Enter Parkinson’s Disease
Twenty two years ago, Charles was diagnosed with Parkinson’s Disease. For a bloke in a physical job, tremors were not ideal. He loved his career, working in both the Weetbix and Marmite factories here in Perth after a transfer from the east.
But combined with balance problems it was too dangerous for Charles to continue and he was forced into early retirement at 46 years of age.
Charles persevered with his matchstick creations for a while.
The shaking and involuntary movements got too much and I got frustrated. I had to stop.
Deep brain stimulation
Charles was told by his doctor that he was a prime candidate for deep brain stimulation. Nine years ago a small device was inserted under the skin near his right clavicle. Wires run up his neck into his skull. For Charles, it’s been a life changer.
It pulses at 130 pulses a minute, but you can’t feel it. I have a controller so I can turn it off and on but I leave it on, which is what my doctor told me. It changed everything and the tremors stopped. I could go back to doing everything again, just like before.

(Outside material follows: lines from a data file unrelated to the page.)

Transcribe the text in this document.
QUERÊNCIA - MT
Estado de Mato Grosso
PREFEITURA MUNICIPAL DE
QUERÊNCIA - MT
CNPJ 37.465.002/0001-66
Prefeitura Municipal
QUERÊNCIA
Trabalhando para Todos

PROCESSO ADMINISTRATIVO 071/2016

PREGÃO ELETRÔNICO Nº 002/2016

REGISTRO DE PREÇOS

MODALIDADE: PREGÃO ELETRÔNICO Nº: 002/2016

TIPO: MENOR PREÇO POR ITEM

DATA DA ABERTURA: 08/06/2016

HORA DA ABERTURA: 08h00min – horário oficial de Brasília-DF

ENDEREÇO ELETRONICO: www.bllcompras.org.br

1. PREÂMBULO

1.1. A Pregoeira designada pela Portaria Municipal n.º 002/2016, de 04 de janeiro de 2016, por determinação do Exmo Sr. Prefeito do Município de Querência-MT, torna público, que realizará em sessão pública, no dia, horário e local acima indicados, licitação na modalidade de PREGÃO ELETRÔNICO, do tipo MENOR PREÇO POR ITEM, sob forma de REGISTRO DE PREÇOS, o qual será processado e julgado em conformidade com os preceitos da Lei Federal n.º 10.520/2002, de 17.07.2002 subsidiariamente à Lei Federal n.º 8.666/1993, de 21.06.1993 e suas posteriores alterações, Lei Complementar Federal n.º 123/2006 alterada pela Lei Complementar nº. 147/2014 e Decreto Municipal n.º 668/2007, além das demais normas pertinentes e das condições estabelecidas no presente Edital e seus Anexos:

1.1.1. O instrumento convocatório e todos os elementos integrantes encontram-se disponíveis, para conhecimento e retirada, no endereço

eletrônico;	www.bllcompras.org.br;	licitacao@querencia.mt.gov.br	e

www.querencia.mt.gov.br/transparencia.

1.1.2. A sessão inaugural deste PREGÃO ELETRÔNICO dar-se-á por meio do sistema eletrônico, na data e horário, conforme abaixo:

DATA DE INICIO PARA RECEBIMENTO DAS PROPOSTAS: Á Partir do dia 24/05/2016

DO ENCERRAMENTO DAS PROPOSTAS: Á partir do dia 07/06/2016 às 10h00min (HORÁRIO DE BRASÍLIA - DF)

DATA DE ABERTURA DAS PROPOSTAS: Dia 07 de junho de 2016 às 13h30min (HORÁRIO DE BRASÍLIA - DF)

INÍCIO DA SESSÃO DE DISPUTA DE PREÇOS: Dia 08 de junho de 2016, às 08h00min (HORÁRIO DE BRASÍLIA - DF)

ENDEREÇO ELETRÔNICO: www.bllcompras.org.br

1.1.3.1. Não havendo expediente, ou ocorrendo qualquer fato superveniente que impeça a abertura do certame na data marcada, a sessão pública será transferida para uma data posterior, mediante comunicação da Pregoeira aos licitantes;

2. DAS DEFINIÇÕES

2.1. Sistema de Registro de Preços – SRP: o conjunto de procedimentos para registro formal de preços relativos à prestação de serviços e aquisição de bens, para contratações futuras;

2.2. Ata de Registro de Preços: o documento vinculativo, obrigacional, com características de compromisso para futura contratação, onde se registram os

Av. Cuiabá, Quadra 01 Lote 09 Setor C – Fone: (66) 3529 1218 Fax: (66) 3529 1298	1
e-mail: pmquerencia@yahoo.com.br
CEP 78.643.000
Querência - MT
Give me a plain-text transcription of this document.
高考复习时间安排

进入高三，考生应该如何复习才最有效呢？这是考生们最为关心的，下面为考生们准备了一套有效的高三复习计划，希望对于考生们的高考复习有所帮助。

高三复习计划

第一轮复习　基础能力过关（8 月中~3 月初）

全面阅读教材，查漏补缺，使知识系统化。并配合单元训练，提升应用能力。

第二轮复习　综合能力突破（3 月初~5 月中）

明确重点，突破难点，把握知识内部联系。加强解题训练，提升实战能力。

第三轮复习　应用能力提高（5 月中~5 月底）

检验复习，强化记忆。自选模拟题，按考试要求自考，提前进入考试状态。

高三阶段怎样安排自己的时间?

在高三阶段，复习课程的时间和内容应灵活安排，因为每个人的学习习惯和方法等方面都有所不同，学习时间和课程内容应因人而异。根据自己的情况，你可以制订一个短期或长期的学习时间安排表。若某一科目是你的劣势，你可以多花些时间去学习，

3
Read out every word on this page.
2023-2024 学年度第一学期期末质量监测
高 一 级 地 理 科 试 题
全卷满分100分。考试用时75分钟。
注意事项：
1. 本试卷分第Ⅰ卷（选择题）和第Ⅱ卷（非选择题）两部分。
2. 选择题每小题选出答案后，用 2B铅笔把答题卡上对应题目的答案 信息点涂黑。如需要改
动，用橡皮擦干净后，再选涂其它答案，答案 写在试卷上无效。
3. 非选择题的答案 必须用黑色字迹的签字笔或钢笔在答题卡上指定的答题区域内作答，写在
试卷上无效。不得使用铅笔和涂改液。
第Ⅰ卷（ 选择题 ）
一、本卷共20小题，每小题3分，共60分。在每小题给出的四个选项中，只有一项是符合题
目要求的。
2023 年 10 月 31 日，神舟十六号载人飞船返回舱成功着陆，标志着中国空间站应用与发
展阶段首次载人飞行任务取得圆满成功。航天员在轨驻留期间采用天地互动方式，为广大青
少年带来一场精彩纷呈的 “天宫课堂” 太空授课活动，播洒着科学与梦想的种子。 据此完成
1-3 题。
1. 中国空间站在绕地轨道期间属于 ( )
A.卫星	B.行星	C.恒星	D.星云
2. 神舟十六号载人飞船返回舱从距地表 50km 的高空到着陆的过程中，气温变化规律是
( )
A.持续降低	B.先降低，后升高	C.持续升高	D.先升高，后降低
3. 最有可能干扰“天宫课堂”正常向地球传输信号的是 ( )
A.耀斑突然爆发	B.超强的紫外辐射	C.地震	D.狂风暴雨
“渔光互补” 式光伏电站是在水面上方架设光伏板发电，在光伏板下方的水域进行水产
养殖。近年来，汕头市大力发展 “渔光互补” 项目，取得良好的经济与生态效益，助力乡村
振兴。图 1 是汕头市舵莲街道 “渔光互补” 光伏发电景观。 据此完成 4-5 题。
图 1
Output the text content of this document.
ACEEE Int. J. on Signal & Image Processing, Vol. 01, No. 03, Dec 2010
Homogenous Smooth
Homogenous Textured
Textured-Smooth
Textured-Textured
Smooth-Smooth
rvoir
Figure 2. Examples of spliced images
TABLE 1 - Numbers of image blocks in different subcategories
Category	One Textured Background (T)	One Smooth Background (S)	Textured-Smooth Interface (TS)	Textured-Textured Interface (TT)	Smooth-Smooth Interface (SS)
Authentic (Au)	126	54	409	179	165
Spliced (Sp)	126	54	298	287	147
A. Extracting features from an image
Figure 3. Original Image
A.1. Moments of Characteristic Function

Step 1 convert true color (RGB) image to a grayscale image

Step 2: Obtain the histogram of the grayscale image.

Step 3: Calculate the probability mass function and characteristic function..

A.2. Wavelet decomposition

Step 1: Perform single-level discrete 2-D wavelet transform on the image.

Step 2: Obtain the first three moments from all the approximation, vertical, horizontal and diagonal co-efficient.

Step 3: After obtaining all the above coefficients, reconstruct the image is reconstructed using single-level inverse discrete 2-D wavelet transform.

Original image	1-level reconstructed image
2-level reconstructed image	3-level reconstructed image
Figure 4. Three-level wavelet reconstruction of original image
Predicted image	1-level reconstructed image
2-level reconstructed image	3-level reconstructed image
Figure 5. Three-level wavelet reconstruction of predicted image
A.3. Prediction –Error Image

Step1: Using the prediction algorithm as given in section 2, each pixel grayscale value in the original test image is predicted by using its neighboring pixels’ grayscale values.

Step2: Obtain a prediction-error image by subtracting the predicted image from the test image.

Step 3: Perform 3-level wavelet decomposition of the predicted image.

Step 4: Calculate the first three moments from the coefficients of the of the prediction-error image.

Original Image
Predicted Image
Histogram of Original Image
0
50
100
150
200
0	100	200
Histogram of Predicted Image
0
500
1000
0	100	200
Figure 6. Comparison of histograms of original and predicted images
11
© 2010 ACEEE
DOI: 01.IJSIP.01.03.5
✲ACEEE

Charles was able to continue building things at home. They converted the garage to a fifth bedroom where he and his wife share a craft room. He got back into the shed to enjoy using the wood and metal lathes there. And he returned to making matchstick creations, which he finds relaxing.
There’s been a few bumps along this journey, with flat batteries in the stimulator landing Charles is hospital and seeing a return of the tremors until he could get in for surgery.
Two or three times a year, Charles travels to Milperra Cottage in Mount Helena for a little rest and relaxation. He gets spoilt and looked after by our staff, while his wife gets a mini break too.
Here amongst the leafy surrounds, Charles enjoys the chance to crack on with some matchstick art and reading, while making new friends staying at Milperra.
Life ahead for Charles and his wife holds lots of promise. While they are downsizing and selling the family home and shed, their new house is closer to one of their three children. And their youngest grandchild of seven, who they look after once a week.
Charles has a great hobby he continues using his hands for, and his mind ticking over. All possible thanks to modern medicine.